Yohanes Nuwara: https://www.kaggle.com/code/yohanesnuwara/iiot-wind-turbine-analytics/notebook 

References:
  • Vaswani, A., et al. "Attention is All You Need." Advances in Neural Information Processing Systems, 2017.
  • Wu, H., et al. "Autoformer: Decomposition Transformers with Auto-Correlation for Long-Term Series Forecasting." Advances in Neural Information Processing Systems, 2021.
  • Nixtla. "TimeGPT: A Pretrained Model for Time Series Forecasting." TimeGPT by Nixtla (Accessed October 2023).
  • Turing Post. “Revolutionizing Time Series Forecasting: Interview with TimeGPT's creators.” 
Glossary:
  • TimeGPT: TimeGPT is a generative pre-trained transformer model specifically designed for time series forecasting and anomaly detection. Trained on an extensive dataset exceeding 100 billion data points from diverse domains, including finance, weather, energy, and web data, TimeGPT can generate accurate predictions across various sectors with minimal input. Its user-friendly API facilitates seamless integration, democratizing access to advanced time series analysis without necessitating extensive machine learning expertise. 

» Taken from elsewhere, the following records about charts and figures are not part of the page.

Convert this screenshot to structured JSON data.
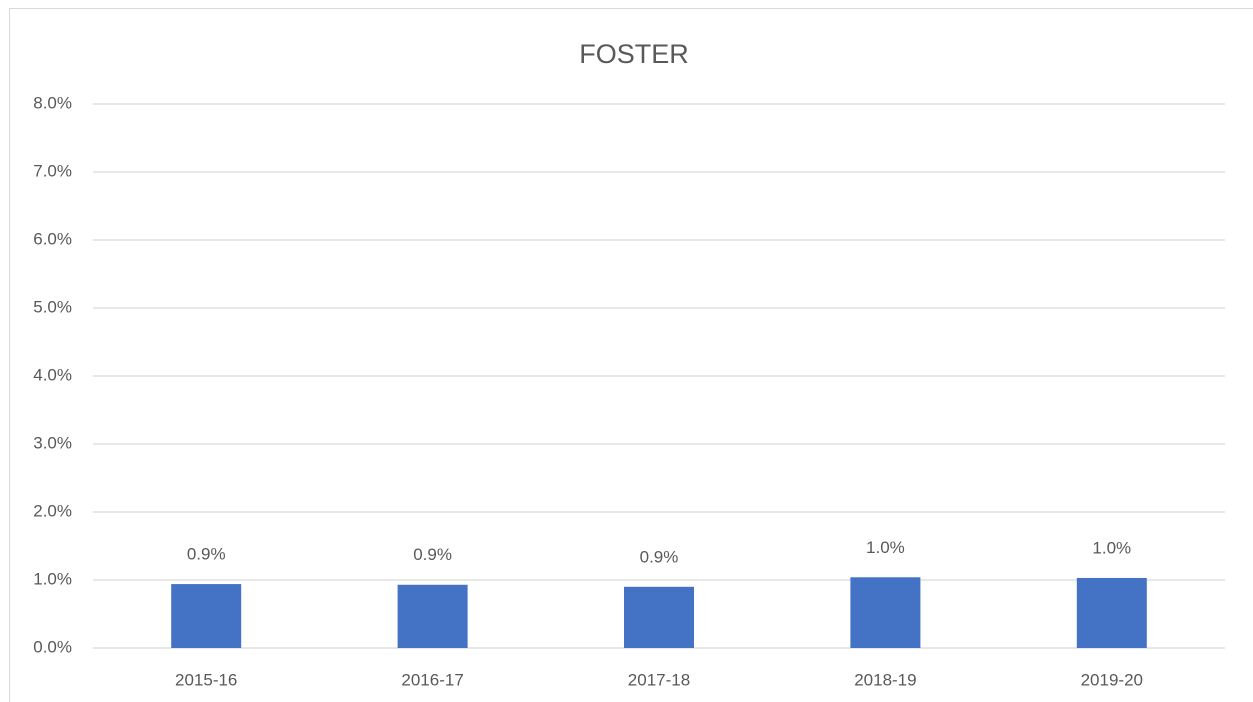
{
  "chart_data": {
    "type": "bar",
    "title": "FOSTER",
    "categories": [
      "2015-16",
      "2016-17",
      "2017-18",
      "2018-19",
      "2019-20"
    ],
    "values": [
      0.94,
      0.93,
      0.9,
      1.04,
      1.03
    ],
    "value_labels": [
      "0.9%",
      "0.9%",
      "0.9%",
      "1.0%",
      "1.0%"
    ],
    "color": "#4472c4",
    "ylim": [
      0,
      8
    ],
    "yticks": [
      {
        "value": 0,
        "label": "0.0%"
      },
      {
        "value": 1,
        "label": "1.0%"
      },
      {
        "value": 2,
        "label": "2.0%"
      },
      {
        "value": 3,
        "label": "3.0%"
      },
      {
        "value": 4,
        "label": "4.0%"
      },
      {
        "value": 5,
        "label": "5.0%"
      },
      {
        "value": 6,
        "label": "6.0%"
      },
      {
        "value": 7,
        "label": "7.0%"
      },
      {
        "value": 8,
        "label": "8.0%"
      }
    ],
    "grid": true
  }
}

  • Temporal Vector Database: A temporal vector database stores and tracks changes in vector data over time, enabling efficient retrieval of time-based vector embeddings. It combines features of vector databases (for high-dimensional similarity search) and temporal databases (for time-based data tracking), making it useful for applications like dynamic system monitoring and time-series analysis.
  • Fault Category Classification: The process of identifying specific types of faults in systems, such as power grids, using machine learning algorithms.
  • False Positive Classification: A false positive occurs when a test incorrectly indicates the presence of a condition that is not present. In binary classification, this error means that an instance is wrongly classified as belonging to a positive class when it belongs to the negative class. 
  • Multi-Horizon Forecasting: Predicting outcomes over multiple future time periods, rather than focusing on a single point in time. 
  • Long Short-Term Memory (LSTM): A type of recurrent neural network designed to capture long-term dependencies in sequential data, commonly used in time-series forecasting.
  • LSTM-GAN: An LSTM-GAN is a hybrid model that combines Long Short-Term Memory (LSTM) networks with Generative Adversarial Networks (GANs) to enhance data generation and predictive accuracy, particularly in time-series analysis. The LSTM component captures temporal dependencies, while the GAN framework facilitates the generation of realistic sequences.
  • Temporal Fusion Transformer (TFT): An attention-based architecture that combines high-performance multi-horizon forecasting with interpretable insights into temporal dynamics
  • Generative Adversarial Networks (GANs): Generative Adversarial Networks (GANs) are a class of machine learning frameworks introduced by Ian Goodfellow and colleagues in 2014. They consist of two neural networks, the generator and the discriminator, that engage in a zero-sum game. The generator creates data samples aiming to mimic real data, while the discriminator evaluates these samples to distinguish between genuine and generated data.